An apparatus in accordance with claim 12 wherein natural flexure of the lip is toward the opposite lip and the shaft and the associated cam surfaces are journaled within the plenum chamber adjacent and in effective contact with one side of the flexible lip or, alternatively, wherein natural flexure of the lip is away from the opposite lip and the shaft and associated cam surfaces are located outside of the plenum chamber in at least indirect contact with said lip.
An apparatus in accordance with claim 13 additionally incorporating a shield means separating the cam means in contact with said lip from the main portion of the plenum chamber.
An apparatus in accordance with claims 13 and 14 wherein the transverse shaft is rotatable by a stepping motor.

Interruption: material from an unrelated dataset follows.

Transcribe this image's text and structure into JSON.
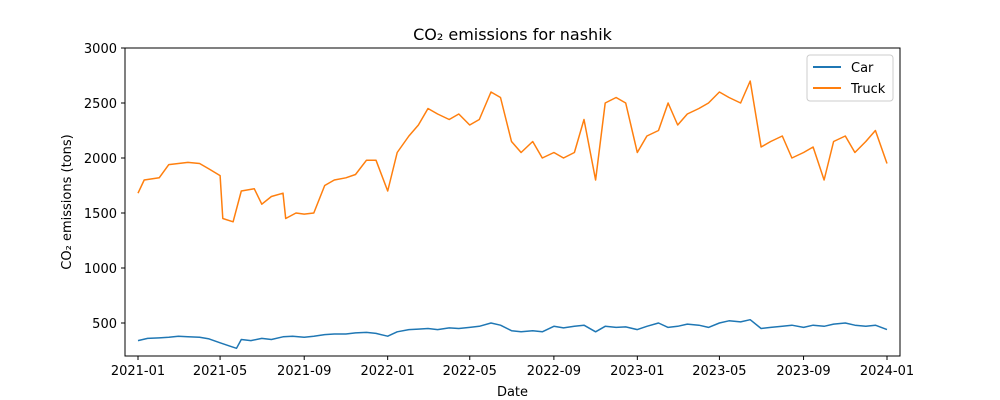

A method for wiping a coated sheet or strip material with a gas wiping die comprising:
(a) passing the coated material past the wiping die,

(b) adjusting the wiping gas flow through the gas orifice in the die differentially along the extent of the orifice in a predetermined pattern by variying the distance between the lips at differential locations along the lips by a means having a predetermined contour pattern of differential adjustment modes operable in discreet time periods during operation of the coating line for providing predetermined contour openings between the lips.
A method in accordance with claim 16 wherein the means having predetermined differential adjustment modes is a rotatable cam arrangement.
A method in accordance with claim 16 or 17 wherein a series of predetermined contour openings between the lips is provided by a cam shaft having a plurality of differential cam surfaces associated with it and with a plurality of discreet cam patterns providing different contours to the lip openings in a time-related sequence.
A method in accordance with claim 16 or 17 wherein the cam shaft is provided with a plurality of smoothly changing cam patterns which effectively blend into each other to provide a sequence of time-related lip openings blending into each other.